George's previous owners were made homeless and I took him into my cattery as a temporary measure. I need to find him a new home. He is about 6-9 months old I think. He looks like he's a Burmese. He's got pale brown fur with chocolate points on ears, paws & tail. George is very cuddly and quite vocal. He's been in the cattery about four weeks and really needs a home where he can have the love and attention a young cat deserves.
If anyone can help I live in the Rayleigh area in Essex.


----------



## Linn (Oct 25, 2012)

I *may* be, Lesley. Do you have a pic you could post?


----------



## lesleyJ (Nov 2, 2012)

I do have some pics. I'll see if I can figure out how to get them on here,


----------



## bluebindy123 (Jul 27, 2010)

He is lovely I am sure he will get a new home soon.


----------



## kelly-joy (Oct 14, 2008)

If you can't find him a home and you would like us to help find a rescue for him, please email me at [email protected]


----------



## lesleyJ (Nov 2, 2012)

Thanks Kelly.
I'll keep trying for a bit longer but will be in touch if I have no luck.


----------



## Guest (Nov 5, 2012)

bumping this


----------



## chasindreams (Dec 4, 2012)

is George still looking for a new home?


----------



## merlin12 (Jun 24, 2011)

He is lovely, I really hope he finds a home.


----------



## Susan1971 (May 6, 2013)

lesleyJ said:


> George's previous owners were made homeless and I took him into my cattery as a temporary measure. I need to find him a new home. He is about 6-9 months old I think. He looks like he's a Burmese. He's got pale brown fur with chocolate points on ears, paws & tail. George is very cuddly and quite vocal. He's been in the cattery about four weeks and really needs a home where he can have the love and attention a young cat deserves.
> If anyone can help I live in the Rayleigh area in Essex.


Hello Lesley,

I have been looking for the right cat for 20 years and George looks like he could be. I need a Burmese as I have asthma and excema and moggies can set it off. I am disabled and bedbound and have all the time and love in the world for a companion.

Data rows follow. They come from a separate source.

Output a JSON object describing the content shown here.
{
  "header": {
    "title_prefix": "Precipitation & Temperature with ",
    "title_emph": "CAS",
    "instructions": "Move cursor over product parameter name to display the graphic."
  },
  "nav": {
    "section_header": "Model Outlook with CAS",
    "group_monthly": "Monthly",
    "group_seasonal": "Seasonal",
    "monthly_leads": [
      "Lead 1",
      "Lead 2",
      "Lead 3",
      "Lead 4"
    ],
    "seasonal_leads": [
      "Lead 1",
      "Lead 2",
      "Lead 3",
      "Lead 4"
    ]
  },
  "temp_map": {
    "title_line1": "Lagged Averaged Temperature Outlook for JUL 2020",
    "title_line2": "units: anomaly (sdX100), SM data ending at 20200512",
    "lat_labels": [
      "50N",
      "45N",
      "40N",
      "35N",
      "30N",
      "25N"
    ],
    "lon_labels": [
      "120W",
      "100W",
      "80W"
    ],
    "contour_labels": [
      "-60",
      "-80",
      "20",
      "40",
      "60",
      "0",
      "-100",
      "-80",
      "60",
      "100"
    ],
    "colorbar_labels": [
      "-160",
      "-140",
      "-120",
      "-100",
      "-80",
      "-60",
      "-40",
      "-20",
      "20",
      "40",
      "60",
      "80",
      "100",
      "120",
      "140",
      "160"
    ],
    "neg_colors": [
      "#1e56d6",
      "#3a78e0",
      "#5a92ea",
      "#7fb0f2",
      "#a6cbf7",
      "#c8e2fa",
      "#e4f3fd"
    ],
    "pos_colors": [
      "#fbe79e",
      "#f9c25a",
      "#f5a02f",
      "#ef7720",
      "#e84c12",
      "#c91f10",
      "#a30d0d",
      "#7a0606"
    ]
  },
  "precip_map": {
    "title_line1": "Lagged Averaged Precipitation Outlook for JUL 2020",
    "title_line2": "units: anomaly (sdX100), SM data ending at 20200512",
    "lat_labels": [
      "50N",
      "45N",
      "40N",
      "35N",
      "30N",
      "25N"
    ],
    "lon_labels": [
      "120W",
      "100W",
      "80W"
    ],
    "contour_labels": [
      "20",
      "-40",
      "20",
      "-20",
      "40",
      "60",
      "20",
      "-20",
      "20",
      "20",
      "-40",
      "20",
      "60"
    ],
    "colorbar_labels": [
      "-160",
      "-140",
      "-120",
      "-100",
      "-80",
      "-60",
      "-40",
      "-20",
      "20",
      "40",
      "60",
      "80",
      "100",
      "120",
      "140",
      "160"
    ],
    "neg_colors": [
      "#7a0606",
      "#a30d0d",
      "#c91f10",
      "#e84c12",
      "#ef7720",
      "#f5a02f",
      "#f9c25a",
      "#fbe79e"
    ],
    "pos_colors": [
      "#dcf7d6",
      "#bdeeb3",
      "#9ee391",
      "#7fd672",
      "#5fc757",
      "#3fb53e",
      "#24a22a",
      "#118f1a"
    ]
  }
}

Looking forwardto hearing from you,
Susan

07956 346687


----------



## tincan (Aug 30, 2012)

Hiya Susie and welcome to the forum 

Susie just a helpful word , please remove your contact number  it's not wise to put it in full view .....

Hope you will stick around the forum , it's a great place .....

I think the original post is quite old , he may well have been rehomed by now


----------



## MerlinsMum (Aug 2, 2009)

I just wanted to add, I'm not sure he is a full Burmese.
He seems to be far too light in colour to be a Brown Burmese, and not the right colour for a Chocolate. My guess is he is a Tonkinese... which have Siamese in their ancestry.

I am surprised that you are only not-allergic to Burmese as they have thicker coats than many other breeds. Have you handled or visited Cornish or Devon Rex, Orientals, or Siamese? All of these have a shorter coat than most breeds with less undercoat.


----------